Linda Belleville's II Corinthians commentary in the IVP New Testament Commentary series is one of the best of the briefer treatements of this important but often underemphasized letter. I would say that the only close rival at this level of detail is Scott Hafemann's NIVAC, which has the advantage of being a little later (and thus could benefit from Belleville's work and the scholarship since) and with more emphasis on applicational issues, whereas Belleville has a little more focus on the exegesis itself.

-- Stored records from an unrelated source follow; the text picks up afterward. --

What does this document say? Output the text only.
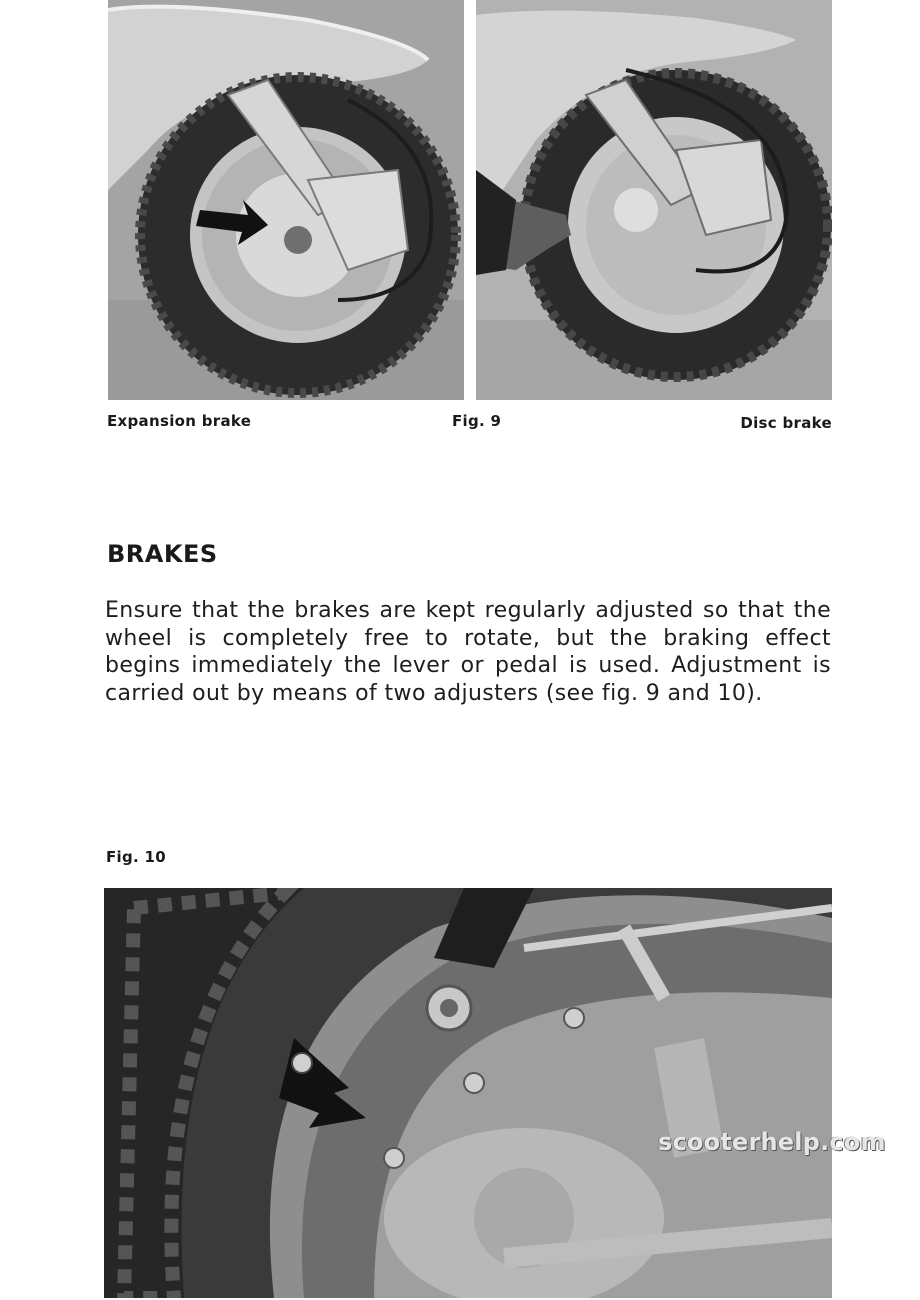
Expansion brake	Fig. 9	Disc brake
BRAKES

Ensure that the brakes are kept regularly adjusted so that the wheel is completely free to rotate, but the braking effect begins immediately the lever or pedal is used. Adjustment is carried out by means of two adjusters (see fig. 9 and 10).

Fig. 10
scooterhelp.com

I like Belleville's approach for the most part. She seems to me to be much more balanced than some of the more detailed academic commentaries. She argues for Pauline authorship of the entire letter. She tends to favor seeing the letter as a unity, with some caution that certainty is impossible. She finds no absolutely convincing explanation about why the last few chapters seem very different, but she nonetheless does not take the differences to demonstrate their being taken from some other letter, and we should give the letter in its current form the benefit of the doubt in the absence of clear evidence. Overall, her exposition captures well the basic themes of this letter and how it ties in with I Corinthians and demonstrates both a familiarity with the literature on the epistle and an eye for how to interpret and apply its message in our contemporary setting.

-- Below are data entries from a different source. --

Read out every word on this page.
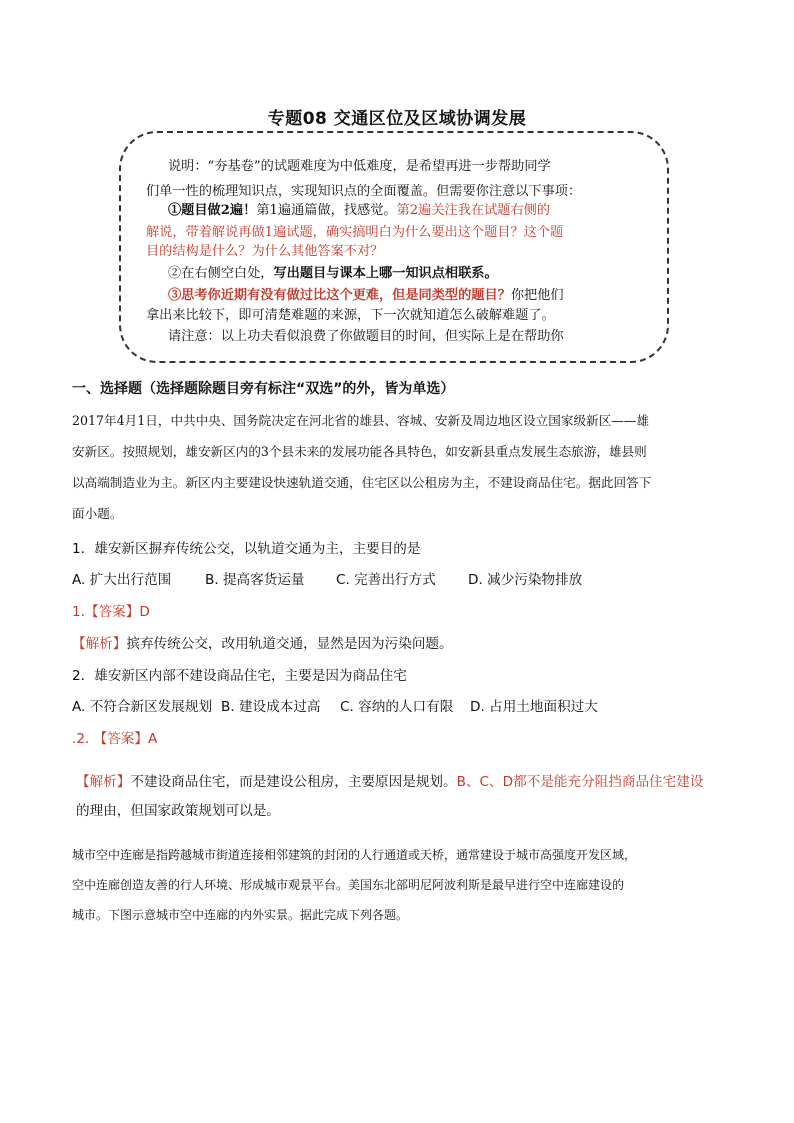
专题08 交通区位及区域协调发展
说明：“夯基卷”的试题难度为中低难度，是希望再进一步帮助同学
们单一性的梳理知识点，实现知识点的全面覆盖。但需要你注意以下事项：
①题目做2遍！第1遍通篇做，找感觉。第2遍关注我在试题右侧的
解说，带着解说再做1遍试题，确实搞明白为什么要出这个题目？这个题
目的结构是什么？为什么其他答案不对？
②在右侧空白处，写出题目与课本上哪一知识点相联系。
③思考你近期有没有做过比这个更难，但是同类型的题目？你把他们
拿出来比较下，即可清楚难题的来源，下一次就知道怎么破解难题了。
请注意：以上功夫看似浪费了你做题目的时间，但实际上是在帮助你
一、选择题（选择题除题目旁有标注“双选”的外，皆为单选）
2017年4月1日，中共中央、国务院决定在河北省的雄县、容城、安新及周边地区设立国家级新区——雄
安新区。按照规划，雄安新区内的3个县未来的发展功能各具特色，如安新县重点发展生态旅游，雄县则
以高端制造业为主。新区内主要建设快速轨道交通，住宅区以公租房为主，不建设商品住宅。据此回答下
面小题。
1．雄安新区摒弃传统公交，以轨道交通为主，主要目的是
A. 扩大出行范围 B. 提高客货运量 C. 完善出行方式 D. 减少污染物排放
1.【答案】D
【解析】摈弃传统公交，改用轨道交通，显然是因为污染问题。
2．雄安新区内部不建设商品住宅，主要是因为商品住宅
A. 不符合新区发展规划 B. 建设成本过高 C. 容纳的人口有限 D. 占用土地面积过大
.2. 【答案】A
【解析】不建设商品住宅，而是建设公租房，主要原因是规划。B、C、D都不是能充分阻挡商品住宅建设
的理由，但国家政策规划可以是。
城市空中连廊是指跨越城市街道连接相邻建筑的封闭的人行通道或天桥，通常建设于城市高强度开发区域，
空中连廊创造友善的行人环境、形成城市观景平台。美国东北部明尼阿波利斯是最早进行空中连廊建设的
城市。下图示意城市空中连廊的内外实景。据此完成下列各题。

Her goal seems to be to provide enough information from the best scholarship on the book to understand what Paul is up to in this letter without getting too bogged down in some of the more thorny problems. Sometimes she just refers to other scholarship when the details are tricky and the importance of the disagreement is less significant. She does give exegetical and text-critical notes at the bottom of the page, with a running exposition (not always verse by verse) taking up most of the space on most pages. It's hard to read both in order, however, since she does not use the notes at the bottom as footnotes. Since the commentary proper is not always verse-by-verse, it's difficult to figure out when to read the notes at the bottom. Other than that, the commentary does not seem like a scholarly reference work but feels like a book you can read.
For detailed scholarly work on this book on the level of the Greek text, try Murray J. Harris' NIGTC, and for a more detailed exegetical work without the detailed Greek I recommend the NAC by David Garland. But for this level of detail Belleville is excellent.